The Impact of Initialization Strategies on the K-Means Convergence

Written by NEPTTP on September 8, 2020. Posted in Capstone Research Projects

Researchers: Tshauambea Murendeni, University of Venda
Supervisor: Ms Nothabo Ndebele, University of the Witwatersrand, Johannesburg

Clustering is a method where information items are grouped to attain the objective of maximizing within cluster resemblance and dissimilarity of different clusters [1]. The kmeans algorithm is commonly used, simple and ease to implement, unsupervised partitioning clustering algorithm. The kmeans convergence to the optimal solution is dependent on the initialization strategy.
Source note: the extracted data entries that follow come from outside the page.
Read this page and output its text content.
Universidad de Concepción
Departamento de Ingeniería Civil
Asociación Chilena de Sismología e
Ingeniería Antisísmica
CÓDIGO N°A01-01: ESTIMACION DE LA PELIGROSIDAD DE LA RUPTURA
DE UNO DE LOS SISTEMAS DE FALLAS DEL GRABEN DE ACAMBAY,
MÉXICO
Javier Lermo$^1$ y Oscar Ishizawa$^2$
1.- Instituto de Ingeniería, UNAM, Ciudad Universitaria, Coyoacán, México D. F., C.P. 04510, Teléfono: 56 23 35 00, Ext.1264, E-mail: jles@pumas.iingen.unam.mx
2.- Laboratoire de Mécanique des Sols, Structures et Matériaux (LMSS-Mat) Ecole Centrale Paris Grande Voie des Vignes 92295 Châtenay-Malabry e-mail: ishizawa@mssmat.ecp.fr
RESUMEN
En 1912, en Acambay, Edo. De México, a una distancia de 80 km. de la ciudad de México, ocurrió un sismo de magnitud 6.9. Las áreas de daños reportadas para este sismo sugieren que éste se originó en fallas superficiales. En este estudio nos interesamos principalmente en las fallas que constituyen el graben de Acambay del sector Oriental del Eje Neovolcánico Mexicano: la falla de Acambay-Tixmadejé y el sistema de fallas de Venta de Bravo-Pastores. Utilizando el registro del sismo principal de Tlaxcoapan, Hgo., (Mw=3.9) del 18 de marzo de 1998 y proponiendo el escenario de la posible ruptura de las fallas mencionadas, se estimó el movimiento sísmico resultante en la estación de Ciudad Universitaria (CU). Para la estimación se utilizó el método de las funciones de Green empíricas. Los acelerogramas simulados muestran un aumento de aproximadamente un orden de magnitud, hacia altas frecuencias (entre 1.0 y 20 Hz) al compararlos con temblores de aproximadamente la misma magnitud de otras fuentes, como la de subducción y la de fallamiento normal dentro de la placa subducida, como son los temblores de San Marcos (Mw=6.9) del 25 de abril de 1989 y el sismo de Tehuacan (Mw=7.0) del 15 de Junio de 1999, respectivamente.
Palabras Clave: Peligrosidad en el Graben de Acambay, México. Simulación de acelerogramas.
This study utilizes 3 initialization strategies namely: the random, k-means++ and farthest transversal to experiment on the k-means algorithm. The experiments were conducted on various consumer segmentation data sets of different sizes and data structures. The comparison made on these initialization strategies were the quantity of steps the k-means algorithm took to reach its optimal solution. The experiments show that all the initialization strategies lead to the same optimal solution of the kmeans algorithm. However the k-means++ reachs the optimal solution with less iterations compared to other initialization strategies used in this study. For the data sets utilized in this research the k-means++ initialized k-means is more efficient or faster than the k-medoids algorithms to reach their optimal solution.